Bolsonaro também recebeu a presidente da Hungria, Katalin Novák, com quem compartilha pautas como o repúdio ao aborto. Em coletiva de imprensa após o encontro, Bolsonaro enfatizou que os governos da Hungria e Brasil têm "muito em comum", em particular na defesa da "liberdade religiosa e de imprensa".
"E eu disse [para a presidente da Hungria, Katalin Novák] agora há pouco que tenho um rito de todo dia, antes de levantar e antes de vir para a Presidência, dobrar o joelho, rezar um Pai Nosso, e pedir para que o povo brasileiro não experimente as dores do comunismo", declarou Bolsonaro.
Declarações como essa têm o objetivo não só de atingir a base eleitoral do presidente, mas também o público associado à extrema direita internacional.
"Sabemos que existe uma rede que une as extremas direitas radicais do mundo", disse Fabio Gentile, professor de Ciências Sociais da Universidade Federal do Ceará (UFC) e pesquisador associado do Observatório da Extrema Direita, à Sputnik Brasil. "Essa relação não é só ideológica, mas também financeira."
No exterior, grupos ultraconservadores apresentam as eleições no Brasil como batalha fundamental para a sobrevivência do movimento, que sofre revezes reiterados desde a derrota de Donald Trump nas eleições norte-americanas de 2021.

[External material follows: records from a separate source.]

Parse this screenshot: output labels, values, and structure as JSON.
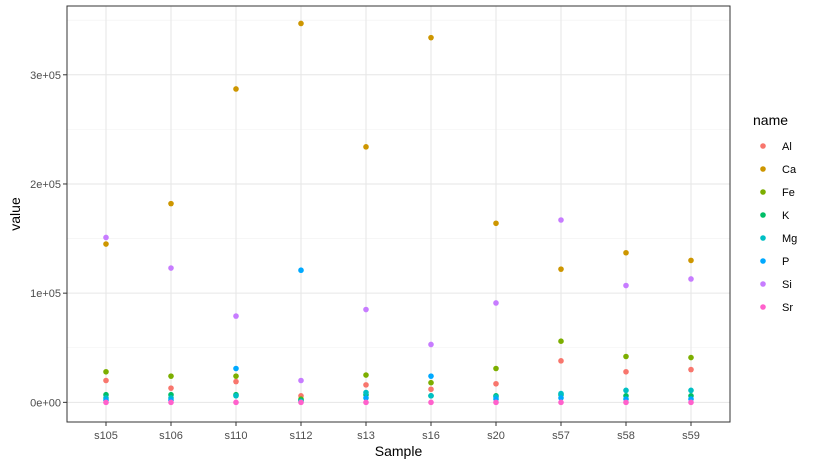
{
  "chart_data": {
    "type": "scatter",
    "xlabel": "Sample",
    "ylabel": "value",
    "categories": [
      "s105",
      "s106",
      "s110",
      "s112",
      "s13",
      "s16",
      "s20",
      "s57",
      "s58",
      "s59"
    ],
    "y_ticks": [
      {
        "value": 0,
        "label": "0e+00"
      },
      {
        "value": 100000,
        "label": "1e+05"
      },
      {
        "value": 200000,
        "label": "2e+05"
      },
      {
        "value": 300000,
        "label": "3e+05"
      }
    ],
    "ylim": [
      -18000,
      363000
    ],
    "grid": true,
    "legend_position": "right",
    "legend_title": "name",
    "series": [
      {
        "name": "Al",
        "color": "#F8766D",
        "values": [
          20000,
          13000,
          19000,
          6000,
          16000,
          12000,
          17000,
          38000,
          28000,
          30000
        ]
      },
      {
        "name": "Ca",
        "color": "#CD9600",
        "values": [
          145000,
          182000,
          287000,
          347000,
          234000,
          334000,
          164000,
          122000,
          137000,
          130000
        ]
      },
      {
        "name": "Fe",
        "color": "#7CAE00",
        "values": [
          28000,
          24000,
          24000,
          3000,
          25000,
          18000,
          31000,
          56000,
          42000,
          41000
        ]
      },
      {
        "name": "K",
        "color": "#00BE67",
        "values": [
          7000,
          7000,
          7000,
          2000,
          7000,
          6000,
          6000,
          7000,
          6000,
          6000
        ]
      },
      {
        "name": "Mg",
        "color": "#00BFC4",
        "values": [
          4000,
          4000,
          6000,
          1000,
          9000,
          6000,
          5000,
          8000,
          11000,
          11000
        ]
      },
      {
        "name": "P",
        "color": "#00A9FF",
        "values": [
          2000,
          2000,
          31000,
          121000,
          4000,
          24000,
          3000,
          4000,
          3000,
          3000
        ]
      },
      {
        "name": "Si",
        "color": "#C77CFF",
        "values": [
          151000,
          123000,
          79000,
          20000,
          85000,
          53000,
          91000,
          167000,
          107000,
          113000
        ]
      },
      {
        "name": "Sr",
        "color": "#FF61CC",
        "values": [
          0,
          0,
          0,
          0,
          0,
          0,
          0,
          0,
          0,
          0
        ]
      }
    ]
  }
}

Família Bolsonaro como referência

De acordo com Gentile, o presidente Jair Bolsonaro e sua família têm o objetivo de se consolidar como referências no movimento da extrema direita mundial.
"A família Bolsonaro pretende se tornar uma referência das direitas extremas na América Latina e no mundo", disse Gentile. "Eles têm grande presença nas redes sociais e muitos contatos entre os membros do movimento ultraconservador."
De fato, o deputado federal e filho do presidente, Eduardo Bolsonaro (PL), foi um dos principais articuladores do Foro de Madri, articulação de partidos de direita radical, que reúne agremiações europeias e latino-americanas para se opor ao Foro de São Paulo.
O deputado federal Eduardo Bolsonaro (à esquerda) e o líder do Vox, Santiago Abascal, durante o lançamento da Carta de Madri, em 2020
Além disso, de acordo com a jornalista Daniela Pinheiro, no início de julho o filho 0.2 do presidente concedeu entrevista de capa a uma revista associada à direita na Hungria, na qual associou o Partido dos Trabalhadores (PT) ao crime organizado e atacou o Tribunal Superior Eleitoral.
Já seu irmão, o vereador do Rio de Janeiro Carlos Bolsonaro (Republicanos), voltou nesta quinta-feira (21) de viagem de cerca de 20 dias a Washington, nos EUA, de onde publicou tuítes polêmicos sobre a invasão ao Capitólio em 6 de janeiro de 2022, reportou a revista Fórum.
Durante a sua viagem, Carlos Bolsonaro recebeu apoio logístico do Ministério das Relações Exteriores, que considerou a empreitada uma "viagem de familiar do presidente", conforme reportou o jornalista Ricardo Noblat.
O vereador Carlos Bolsonaro (direita) com o seu irmão Flávio, senador, em cerimônia de confirmação da vitória do seu pai, Jair Bolsonaro, nas eleições de 2018
Gentile acredita que a vantagem da família Bolsonaro para se firmar como bastião da extrema direita internacional em relação a outras figuras proeminentes, como o já falecido Olavo de Carvalho, é a articulação bem-sucedida nas redes sociais. No entanto, o especialista considera que o clã teve "sucesso somente parcial" nessa empreitada.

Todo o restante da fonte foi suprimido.